As the session came to an end, Christoph Lameter pointed out that there is a min_order parameter that can be used to force the use of larger slabs now. It significantly increases performance, but it also applies to all slabs, which is probably not wanted on most systems. The solution would be to turn it into a per-slab parameter, he said.

Protectable memory

Igor Stoppa's protectable memory patch set was examined on LWN in March. He ran an LSFMM session to make the case for this functionality and to get some feedback from the developers. Protectable memory can be made read-only once it has been initialized, making it harder for an attacker to change it as part of a system compromise.
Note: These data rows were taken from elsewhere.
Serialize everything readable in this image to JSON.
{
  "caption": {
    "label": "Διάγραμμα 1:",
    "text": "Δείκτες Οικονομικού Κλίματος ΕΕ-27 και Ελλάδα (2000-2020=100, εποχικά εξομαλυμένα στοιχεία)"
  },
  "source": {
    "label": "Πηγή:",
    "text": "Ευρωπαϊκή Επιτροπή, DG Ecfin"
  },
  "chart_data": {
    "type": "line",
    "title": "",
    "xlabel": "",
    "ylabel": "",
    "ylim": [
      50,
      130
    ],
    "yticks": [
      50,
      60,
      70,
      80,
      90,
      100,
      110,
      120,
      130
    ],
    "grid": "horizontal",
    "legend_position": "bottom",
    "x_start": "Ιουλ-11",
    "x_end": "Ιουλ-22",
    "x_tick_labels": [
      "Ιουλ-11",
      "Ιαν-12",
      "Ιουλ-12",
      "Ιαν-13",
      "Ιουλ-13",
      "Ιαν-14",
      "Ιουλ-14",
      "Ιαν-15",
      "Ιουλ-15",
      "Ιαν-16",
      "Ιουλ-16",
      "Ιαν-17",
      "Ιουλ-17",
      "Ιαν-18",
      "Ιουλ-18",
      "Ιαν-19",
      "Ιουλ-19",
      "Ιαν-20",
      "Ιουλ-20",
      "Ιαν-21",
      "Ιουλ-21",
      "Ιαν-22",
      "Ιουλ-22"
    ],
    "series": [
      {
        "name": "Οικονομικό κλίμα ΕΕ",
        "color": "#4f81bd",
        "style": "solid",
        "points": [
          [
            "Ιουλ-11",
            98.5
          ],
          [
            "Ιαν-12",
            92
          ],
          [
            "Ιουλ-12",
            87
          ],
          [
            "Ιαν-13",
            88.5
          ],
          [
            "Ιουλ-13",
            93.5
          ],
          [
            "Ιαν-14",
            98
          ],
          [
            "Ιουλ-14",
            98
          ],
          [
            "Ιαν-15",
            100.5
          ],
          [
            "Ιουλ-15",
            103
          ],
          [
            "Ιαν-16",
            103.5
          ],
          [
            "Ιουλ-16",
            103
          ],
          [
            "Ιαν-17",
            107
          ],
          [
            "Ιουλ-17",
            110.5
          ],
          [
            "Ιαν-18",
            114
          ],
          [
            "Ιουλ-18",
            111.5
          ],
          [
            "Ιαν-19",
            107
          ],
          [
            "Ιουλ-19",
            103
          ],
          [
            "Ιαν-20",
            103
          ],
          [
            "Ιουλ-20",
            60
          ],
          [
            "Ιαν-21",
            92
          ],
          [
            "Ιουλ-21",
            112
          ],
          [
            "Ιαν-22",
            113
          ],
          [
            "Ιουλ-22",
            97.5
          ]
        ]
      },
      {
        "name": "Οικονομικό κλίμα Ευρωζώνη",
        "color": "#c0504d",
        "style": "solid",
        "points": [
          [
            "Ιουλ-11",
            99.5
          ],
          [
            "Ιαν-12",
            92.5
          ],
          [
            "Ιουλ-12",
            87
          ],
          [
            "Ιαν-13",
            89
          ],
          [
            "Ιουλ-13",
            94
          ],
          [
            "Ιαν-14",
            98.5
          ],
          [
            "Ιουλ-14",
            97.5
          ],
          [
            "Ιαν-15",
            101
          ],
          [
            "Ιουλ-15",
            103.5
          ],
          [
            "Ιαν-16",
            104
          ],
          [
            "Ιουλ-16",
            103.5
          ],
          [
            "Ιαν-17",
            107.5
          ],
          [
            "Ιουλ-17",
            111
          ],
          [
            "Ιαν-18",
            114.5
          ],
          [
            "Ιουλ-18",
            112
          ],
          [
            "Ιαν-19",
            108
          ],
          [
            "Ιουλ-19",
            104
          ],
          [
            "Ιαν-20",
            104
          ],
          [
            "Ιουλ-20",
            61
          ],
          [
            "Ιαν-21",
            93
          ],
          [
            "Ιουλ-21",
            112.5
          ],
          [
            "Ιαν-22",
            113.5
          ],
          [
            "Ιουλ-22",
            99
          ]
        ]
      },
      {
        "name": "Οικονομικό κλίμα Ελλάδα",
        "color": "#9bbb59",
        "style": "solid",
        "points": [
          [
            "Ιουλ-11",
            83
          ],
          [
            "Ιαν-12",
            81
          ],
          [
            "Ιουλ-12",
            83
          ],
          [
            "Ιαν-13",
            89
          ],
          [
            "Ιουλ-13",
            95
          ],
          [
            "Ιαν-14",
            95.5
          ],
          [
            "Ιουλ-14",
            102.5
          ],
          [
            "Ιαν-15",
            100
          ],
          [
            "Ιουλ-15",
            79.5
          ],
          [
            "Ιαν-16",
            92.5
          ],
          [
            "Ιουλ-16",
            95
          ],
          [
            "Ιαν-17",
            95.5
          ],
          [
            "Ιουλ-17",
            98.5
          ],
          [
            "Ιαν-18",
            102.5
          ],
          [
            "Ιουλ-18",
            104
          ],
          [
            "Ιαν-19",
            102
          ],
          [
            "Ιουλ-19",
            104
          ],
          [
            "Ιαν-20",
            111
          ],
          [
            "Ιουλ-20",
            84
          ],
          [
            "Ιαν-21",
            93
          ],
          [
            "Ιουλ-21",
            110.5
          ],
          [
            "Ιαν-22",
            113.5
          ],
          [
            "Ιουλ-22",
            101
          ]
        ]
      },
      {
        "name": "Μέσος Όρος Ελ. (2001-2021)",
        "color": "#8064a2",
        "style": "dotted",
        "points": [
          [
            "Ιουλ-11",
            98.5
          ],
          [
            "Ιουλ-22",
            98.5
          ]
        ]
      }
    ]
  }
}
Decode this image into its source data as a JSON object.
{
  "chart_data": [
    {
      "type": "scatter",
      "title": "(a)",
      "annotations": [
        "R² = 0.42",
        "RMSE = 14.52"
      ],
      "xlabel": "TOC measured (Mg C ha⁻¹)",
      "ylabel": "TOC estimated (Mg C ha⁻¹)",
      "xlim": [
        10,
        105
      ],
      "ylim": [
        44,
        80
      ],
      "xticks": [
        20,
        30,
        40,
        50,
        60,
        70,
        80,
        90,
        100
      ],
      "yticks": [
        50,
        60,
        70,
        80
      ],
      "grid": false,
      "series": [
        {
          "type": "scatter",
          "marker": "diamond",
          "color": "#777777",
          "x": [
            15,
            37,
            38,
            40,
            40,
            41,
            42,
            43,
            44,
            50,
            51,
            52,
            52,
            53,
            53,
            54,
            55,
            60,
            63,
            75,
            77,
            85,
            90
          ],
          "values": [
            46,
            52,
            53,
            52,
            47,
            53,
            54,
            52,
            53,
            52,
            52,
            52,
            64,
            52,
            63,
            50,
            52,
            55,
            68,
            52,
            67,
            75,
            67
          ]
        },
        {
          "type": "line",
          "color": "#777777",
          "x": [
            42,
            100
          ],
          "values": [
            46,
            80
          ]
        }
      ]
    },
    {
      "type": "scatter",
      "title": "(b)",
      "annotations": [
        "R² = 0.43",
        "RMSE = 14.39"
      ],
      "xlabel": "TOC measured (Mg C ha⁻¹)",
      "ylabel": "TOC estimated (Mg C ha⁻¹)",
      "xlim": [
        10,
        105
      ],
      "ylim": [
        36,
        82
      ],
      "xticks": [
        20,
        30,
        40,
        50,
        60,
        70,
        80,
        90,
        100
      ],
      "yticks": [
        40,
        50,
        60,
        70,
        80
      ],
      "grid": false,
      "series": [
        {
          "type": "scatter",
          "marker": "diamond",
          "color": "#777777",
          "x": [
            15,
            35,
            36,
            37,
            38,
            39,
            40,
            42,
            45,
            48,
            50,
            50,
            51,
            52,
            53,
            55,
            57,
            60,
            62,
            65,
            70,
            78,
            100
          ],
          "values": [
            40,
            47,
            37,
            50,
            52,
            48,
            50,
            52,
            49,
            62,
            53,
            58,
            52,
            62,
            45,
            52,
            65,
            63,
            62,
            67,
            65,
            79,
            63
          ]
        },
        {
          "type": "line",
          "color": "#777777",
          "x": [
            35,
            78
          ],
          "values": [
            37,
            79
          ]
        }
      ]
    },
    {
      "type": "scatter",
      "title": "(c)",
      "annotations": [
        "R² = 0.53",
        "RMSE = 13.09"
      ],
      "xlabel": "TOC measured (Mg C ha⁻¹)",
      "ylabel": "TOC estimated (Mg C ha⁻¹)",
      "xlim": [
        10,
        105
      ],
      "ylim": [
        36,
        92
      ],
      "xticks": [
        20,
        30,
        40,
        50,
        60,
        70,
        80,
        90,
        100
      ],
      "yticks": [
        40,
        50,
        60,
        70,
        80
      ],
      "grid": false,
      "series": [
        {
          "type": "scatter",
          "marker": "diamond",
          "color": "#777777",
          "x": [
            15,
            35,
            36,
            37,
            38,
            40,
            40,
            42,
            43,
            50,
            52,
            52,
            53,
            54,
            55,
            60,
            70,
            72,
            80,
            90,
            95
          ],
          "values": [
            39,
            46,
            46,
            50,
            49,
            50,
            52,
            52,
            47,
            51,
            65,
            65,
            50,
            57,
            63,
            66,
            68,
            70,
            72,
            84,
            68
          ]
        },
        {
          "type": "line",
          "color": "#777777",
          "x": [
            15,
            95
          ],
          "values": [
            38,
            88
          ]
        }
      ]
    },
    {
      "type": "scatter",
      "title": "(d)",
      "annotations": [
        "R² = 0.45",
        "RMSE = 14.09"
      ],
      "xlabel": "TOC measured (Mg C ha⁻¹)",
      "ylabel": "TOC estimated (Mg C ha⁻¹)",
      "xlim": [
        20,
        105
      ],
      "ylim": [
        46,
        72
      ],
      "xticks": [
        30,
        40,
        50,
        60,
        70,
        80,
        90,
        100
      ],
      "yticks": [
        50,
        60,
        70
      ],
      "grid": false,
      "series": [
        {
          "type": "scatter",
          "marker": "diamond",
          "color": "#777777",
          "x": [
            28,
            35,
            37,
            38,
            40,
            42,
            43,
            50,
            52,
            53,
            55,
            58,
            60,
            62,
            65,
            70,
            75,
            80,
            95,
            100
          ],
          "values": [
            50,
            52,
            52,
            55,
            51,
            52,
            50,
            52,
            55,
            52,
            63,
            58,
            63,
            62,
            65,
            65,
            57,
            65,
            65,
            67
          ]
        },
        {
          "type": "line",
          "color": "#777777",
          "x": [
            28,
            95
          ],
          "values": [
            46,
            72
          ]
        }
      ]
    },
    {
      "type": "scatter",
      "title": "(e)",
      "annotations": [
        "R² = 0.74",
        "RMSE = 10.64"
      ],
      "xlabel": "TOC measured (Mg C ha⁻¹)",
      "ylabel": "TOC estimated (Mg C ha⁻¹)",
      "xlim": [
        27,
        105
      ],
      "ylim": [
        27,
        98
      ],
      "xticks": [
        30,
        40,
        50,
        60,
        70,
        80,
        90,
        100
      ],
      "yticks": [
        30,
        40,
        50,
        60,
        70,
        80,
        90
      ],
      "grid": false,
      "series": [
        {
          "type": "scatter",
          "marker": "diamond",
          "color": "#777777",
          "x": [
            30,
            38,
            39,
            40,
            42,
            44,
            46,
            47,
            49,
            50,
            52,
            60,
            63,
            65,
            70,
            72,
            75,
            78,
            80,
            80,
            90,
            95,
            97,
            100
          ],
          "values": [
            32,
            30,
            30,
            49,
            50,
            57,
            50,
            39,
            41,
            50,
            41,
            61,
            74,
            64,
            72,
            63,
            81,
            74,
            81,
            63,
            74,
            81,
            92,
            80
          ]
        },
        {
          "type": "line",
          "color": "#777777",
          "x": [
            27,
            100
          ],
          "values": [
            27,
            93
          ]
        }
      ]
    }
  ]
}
It is meant to solve problems like those found on Android systems, where users install questionable apps, some of which may try to exploit a kernel vulnerability to change important data in the kernel.

The usual sequence for this sort of attack, he said, is to start by taking over an existing app, perhaps via a phishing attack. Then a kernel vulnerability is used to gain write access to some kernel data. The attacker must locate that data, which means defeating kernel address-space layout randomization, but there are usually leaks that can be used for that purpose. Once the attacker is able to make changes, the first order of business is to disable SELinux, after which it becomes possible to escalate to unconstrained root access in user space.

It is hard to close off all of the vulnerabilities that an attacker might try to use, Stoppa said. He can't fix user space or the various out-of-tree drivers that ship on such devices. But he might be able to prevent the disabling of SELinux. Most attacks on SELinux try to make changes to (or disable entirely) the policy database; making that data read-only should raise the bar considerably.

The existing mechanisms for creating read-only data in the kernel are not up to this task, though. Data can be marked read-only at the end of kernel initialization, but that is too soon for SELinux, since the policy must come from user space. It would be possible to use vmalloc() to allocate this database and change the page protections, but this approach would create a lot of fragmentation and TLB contention. So he created a new pmalloc() interface instead.

Dave Hansen asked for performance numbers relative to using vmalloc(). Stoppa does not have those numbers now; Hansen requested that he run some tests and provide them. Since this is a performance-oriented patch, the actual performance gain needs to be demonstrated.

A recent addition to pmalloc() is the "rare write" mechanism for cases when the data must be made writable again for a short period. That involves creating a new pool type for modifiable data. When modification happens, the new data is mapped into a different location, hopefully making it harder for an attacker to find.

Hugh Dickins asked about changing protected memory via the kernel's direct mapping. This mapping remains writable and, since it uses huge pages, it is hard to change the protections for individual (small) pages. Stoppa agreed that the direct mapping is a potential problem; it might be fixable on the x86 architecture, but not on ARM. Dickins responded that, in that case, one might as well just use kmalloc(). But Hansen disagreed, saying that it can be hard to find a specific object's location in the direct mapping, so there is some benefit to using pmalloc(). But he was unsure about how big that benefit is, and would like to hear what the security developers think.

This patch set has been through three rewrites so far. One problem is that these patches add the mechanism but not do not add any users of it, which makes merging harder. The problem here, Stoppa said, is that it is hard to find simple use cases. Getting the more complex users (such as SELinux) is hard without the API in the kernel, but getting the API merged is difficult without the users.